“Saunders B&B, a beautiful old country Georgian house in Tipperary, set in lovely wooded grounds and gardens. A warm welcome combined with superb food makes this gracious house ideal” recited my bride Fiona breathlessly.
“How do you do that??” I asked for the fiftieth time since we met.
“I can’t help having a photographic memory. It’s a blessing and a curse but it sure came in handy when studying ‘The Principles of Macroeconomics!” she laughed.
It had been raining lightly and getting accustomed to driving on the other side of the road was challenging. As we turned the bend, the B&B appeared before us looking exactly like something out of a Thomas Moore poem. Just then the sun broke through the clouds, a rainbow in its wake.

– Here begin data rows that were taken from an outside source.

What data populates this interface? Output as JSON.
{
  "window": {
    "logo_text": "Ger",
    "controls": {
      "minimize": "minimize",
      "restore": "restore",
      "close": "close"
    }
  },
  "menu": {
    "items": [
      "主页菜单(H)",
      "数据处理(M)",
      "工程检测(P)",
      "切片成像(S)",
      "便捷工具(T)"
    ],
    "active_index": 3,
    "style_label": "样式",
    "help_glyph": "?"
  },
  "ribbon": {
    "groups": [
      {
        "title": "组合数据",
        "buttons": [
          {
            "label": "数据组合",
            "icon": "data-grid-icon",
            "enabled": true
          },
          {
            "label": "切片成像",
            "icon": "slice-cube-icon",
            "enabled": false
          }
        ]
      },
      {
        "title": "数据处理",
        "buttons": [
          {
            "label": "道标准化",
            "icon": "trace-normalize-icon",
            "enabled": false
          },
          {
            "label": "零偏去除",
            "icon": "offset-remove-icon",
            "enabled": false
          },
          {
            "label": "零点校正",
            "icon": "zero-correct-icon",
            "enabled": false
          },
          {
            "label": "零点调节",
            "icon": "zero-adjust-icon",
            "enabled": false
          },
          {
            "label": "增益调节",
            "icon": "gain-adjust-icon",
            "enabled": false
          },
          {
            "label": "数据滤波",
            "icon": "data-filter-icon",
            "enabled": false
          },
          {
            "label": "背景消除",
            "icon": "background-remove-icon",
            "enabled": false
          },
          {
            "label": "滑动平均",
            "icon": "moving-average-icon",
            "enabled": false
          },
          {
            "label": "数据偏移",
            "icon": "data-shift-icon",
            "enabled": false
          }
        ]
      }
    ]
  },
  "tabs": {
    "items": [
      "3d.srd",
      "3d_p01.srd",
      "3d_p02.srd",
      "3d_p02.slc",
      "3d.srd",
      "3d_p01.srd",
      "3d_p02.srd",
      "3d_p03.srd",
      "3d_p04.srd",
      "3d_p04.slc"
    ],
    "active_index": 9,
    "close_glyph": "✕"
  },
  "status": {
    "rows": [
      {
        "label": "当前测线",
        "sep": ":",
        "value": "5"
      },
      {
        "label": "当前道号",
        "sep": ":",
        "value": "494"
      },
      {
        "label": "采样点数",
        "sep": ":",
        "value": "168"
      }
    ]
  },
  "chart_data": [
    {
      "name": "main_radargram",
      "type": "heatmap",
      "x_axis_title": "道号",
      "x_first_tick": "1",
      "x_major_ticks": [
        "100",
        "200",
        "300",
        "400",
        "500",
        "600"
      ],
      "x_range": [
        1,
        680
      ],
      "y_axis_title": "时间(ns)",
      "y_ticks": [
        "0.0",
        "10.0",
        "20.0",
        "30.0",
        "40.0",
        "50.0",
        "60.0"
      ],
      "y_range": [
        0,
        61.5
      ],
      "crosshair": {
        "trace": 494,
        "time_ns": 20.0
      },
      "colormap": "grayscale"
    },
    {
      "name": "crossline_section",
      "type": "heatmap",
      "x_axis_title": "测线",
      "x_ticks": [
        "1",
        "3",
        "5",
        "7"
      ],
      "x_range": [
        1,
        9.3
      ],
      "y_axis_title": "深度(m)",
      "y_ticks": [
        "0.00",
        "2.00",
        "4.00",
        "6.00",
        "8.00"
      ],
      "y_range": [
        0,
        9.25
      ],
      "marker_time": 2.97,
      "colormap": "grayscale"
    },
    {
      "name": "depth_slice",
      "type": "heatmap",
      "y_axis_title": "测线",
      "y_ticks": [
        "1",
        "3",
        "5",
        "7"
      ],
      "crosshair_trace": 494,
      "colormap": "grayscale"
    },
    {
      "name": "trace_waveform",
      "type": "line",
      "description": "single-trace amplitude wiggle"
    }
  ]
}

“Look, Dylan! A rainbow! declared Fiona excitedly. “Maybe there’s a pot of gold at the end.”
I chuckled at her enthusiasm. We entered the old but immaculate building and a kindly lady was there to greet us at the front desk. “I’m guessing you’re the Colcannons. I’m Kathleen. Welcome! Would you be kind enough to sign the register?”
Fiona giddily signed the guest book. “Ah, newlyweds! There’s no mistaking that glow about ya, lass” Kathleen said, smiling broadly. “Our last guests departed yesterday so you’ll have the whole place to yourselves.” Handing us the key to our room, she said dinner would be served at 7pm.
Our room was charming with a view of the back gardens. Just before dinner we checked out the library. It was small but offered a variety of books from ‘Time Travellers’ to the writings of Diogenes. Dinner was carrot soup and White Pudding, a popular Irish meat dish, followed by scones and chocolate mousse. Exhausted and full, we retired early, looking forward to sightseeing in the morning.
The next day we were served a traditional Irish breakfast of eggs, bacon, hash, toast, marmalade and Lyons Tea. “I am stuffed! You up for a walk?” I asked Fiona, and off we went exploring. Typical of Ireland, the day was overcast and as we walked along the path we came upon a cemetery. Slowly we weaved our way among the headstones, reading aloud the names as we went along.
“This is one for the Guinness book of coincidences” said Fiona. “Yesterday when I signed the register I remember seeing the name ‘White’ and dinner was White Pudding. Another name in the register was ‘Lyons’ and this morning at breakfast we had Lyons Tea. That’s incredible!”
“Both those names are pretty common, Fiona. I don’t think that’s incredible.”
Walking along we discovered Kathleen in the garden gathering vegetables. “For tonight’s dinner”, she explained. “A combination of mashed potatoes, cabbage and bacon.”
“That sounds delicious!” declared Fiona “What’s it called?”
Suddenly Kathleen whipped out a machete, grinned maniacally and shrieked “Colcannon!”
The last thing I remember was seeing Fiona’s head roll to the ground and an excruciating pain in my neck while Kathleen cackled hideously. Then the whole world went black.